Now calculate the sums we need:

  • n (number of data points) = 10
  • Sum of X: \( ΣX = 2 + 1 + 4 + 2 + 3 + 4 + 2.5 + 3 + 3.5 + 1.5 = 23.5 \)
  • Sum of Y: \( ΣY = 80 + 30 + 175 + 125 + 140 + 150 + 100 + 100 + 225 + 50 = 1,175 \)
  • Sum of XY: \[ ΣXY = (2 \cdot 80) + (1 \cdot 30) + (4 \cdot 175) + (2 \cdot 125) + (3 \cdot 140) + (4 \cdot 150) + (2.5 \cdot 100) + (3 \cdot 100) + (3.5 \cdot 225) + (1.5 \cdot 50) \] Breaking it down: \[ = 160 + 30 + 700 + 250 + 420 + 600 + 250 + 300 + 787.5 + 75 = 3,572.5 \]
  • Sum of X²: \[ ΣX² = 2^2 + 1^2 + 4^2 + 2^2 + 3^2 + 4^2 + 2.5^2 + 3^2 + 3.5^2 + 1.5^2 \] Breaking it down: \[ = 4 + 1 + 16 + 4 + 9 + 16 + 6.25 + 9 + 12.25 + 2.25 = 80.5 \]
  • Sum of Y²: \[ ΣY² = 80^2 + 30^2 + 175^2 + 125^2 + 140^2 + 150^2 + 100^2 + 100^2 + 225^2 + 50^2 \] Breaking it down: \[ = 6400 + 900 + 30625 + 15625 + 19600 + 22500 + 10000 + 10000 + 50625 + 2500 = 1,095,000 \]

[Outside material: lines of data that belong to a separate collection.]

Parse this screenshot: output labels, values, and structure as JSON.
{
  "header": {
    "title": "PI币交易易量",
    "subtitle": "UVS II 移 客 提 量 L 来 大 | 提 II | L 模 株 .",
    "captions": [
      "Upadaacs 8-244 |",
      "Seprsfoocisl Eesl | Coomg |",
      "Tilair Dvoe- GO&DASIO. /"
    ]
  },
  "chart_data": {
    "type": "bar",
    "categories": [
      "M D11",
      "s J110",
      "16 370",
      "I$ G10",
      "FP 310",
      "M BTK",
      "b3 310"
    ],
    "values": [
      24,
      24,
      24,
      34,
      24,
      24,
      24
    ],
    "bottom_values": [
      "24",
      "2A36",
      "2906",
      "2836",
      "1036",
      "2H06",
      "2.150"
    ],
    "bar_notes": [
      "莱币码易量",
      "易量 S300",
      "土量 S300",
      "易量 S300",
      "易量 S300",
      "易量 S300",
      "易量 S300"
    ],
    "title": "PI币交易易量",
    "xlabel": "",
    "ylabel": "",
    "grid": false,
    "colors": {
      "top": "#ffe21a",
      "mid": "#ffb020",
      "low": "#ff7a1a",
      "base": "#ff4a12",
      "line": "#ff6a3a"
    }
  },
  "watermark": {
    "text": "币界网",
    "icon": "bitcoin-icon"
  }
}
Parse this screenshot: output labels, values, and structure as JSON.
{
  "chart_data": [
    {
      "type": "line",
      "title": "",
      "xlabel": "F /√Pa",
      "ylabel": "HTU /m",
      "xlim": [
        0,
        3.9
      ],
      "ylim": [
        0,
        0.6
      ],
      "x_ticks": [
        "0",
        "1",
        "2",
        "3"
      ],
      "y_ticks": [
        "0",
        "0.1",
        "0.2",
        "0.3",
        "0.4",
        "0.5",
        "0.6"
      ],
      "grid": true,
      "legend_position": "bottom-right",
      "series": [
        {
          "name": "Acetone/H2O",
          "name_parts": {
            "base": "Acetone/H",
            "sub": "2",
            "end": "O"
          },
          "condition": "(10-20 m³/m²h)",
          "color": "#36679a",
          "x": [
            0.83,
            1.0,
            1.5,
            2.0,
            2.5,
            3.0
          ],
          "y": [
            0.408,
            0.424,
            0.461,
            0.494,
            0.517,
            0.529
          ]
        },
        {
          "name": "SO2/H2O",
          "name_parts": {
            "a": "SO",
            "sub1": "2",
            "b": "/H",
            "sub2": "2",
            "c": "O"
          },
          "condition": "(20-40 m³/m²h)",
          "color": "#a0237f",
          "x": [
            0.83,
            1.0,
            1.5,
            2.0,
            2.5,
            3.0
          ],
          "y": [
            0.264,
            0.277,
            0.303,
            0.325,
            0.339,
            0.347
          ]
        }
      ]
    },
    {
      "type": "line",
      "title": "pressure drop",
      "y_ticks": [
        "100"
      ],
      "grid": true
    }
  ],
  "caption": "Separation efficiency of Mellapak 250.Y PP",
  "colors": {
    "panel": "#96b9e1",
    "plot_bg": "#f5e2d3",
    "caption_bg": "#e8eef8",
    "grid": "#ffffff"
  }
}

2. Plugging it into the correlation formula

The formula for Pearson's correlation coefficient \( r \) is:

\[ r = \frac{n(ΣXY) - (ΣX)(ΣY)}{\sqrt{[nΣX² - (ΣX)²][nΣY² - (ΣY)²]}} \]

Using our calculations:

Substituting in:

  • \( n = 10 \)
  • \( ΣXY = 3572.5 \)
  • \( ΣX = 23.5 \)
  • \( ΣY = 1175 \)
  • \( ΣX^2 = 80.5 \)
  • \( ΣY^2 = 1095000 \)

Calculating the components: \[ 10(3572.5) - (23.5)(1175) = 35725 - 27612.5 = 8112.5 \] \[ \sqrt{[10(80.5) - (23.5)^2][10(1095000) - (1175)^2]} = \sqrt{[805 - 552.25][10950000 - 1380625]} = \sqrt{[252.75][9589375]} \]

Calculating the individual terms: \[ 252.75 \times 9589375 \approx 2420198437.5 \] Then take the square root: \[ \sqrt{2420198437.5} \approx 15563.14 \]

Now, combining this back into the correlation formula: \[ r \approx \frac{8112.5}{15563.14} \approx 0.52 \]

Interpretation

  • The correlation coefficient \( r \approx 0.52 \) suggests a moderate positive correlation between the time spent typing and the number of words typed.

This indicates that, generally, as the number of minutes spent typing increases, the number of words typed also tends to increase. However, it is not a perfect correlation, suggesting some variability in the data.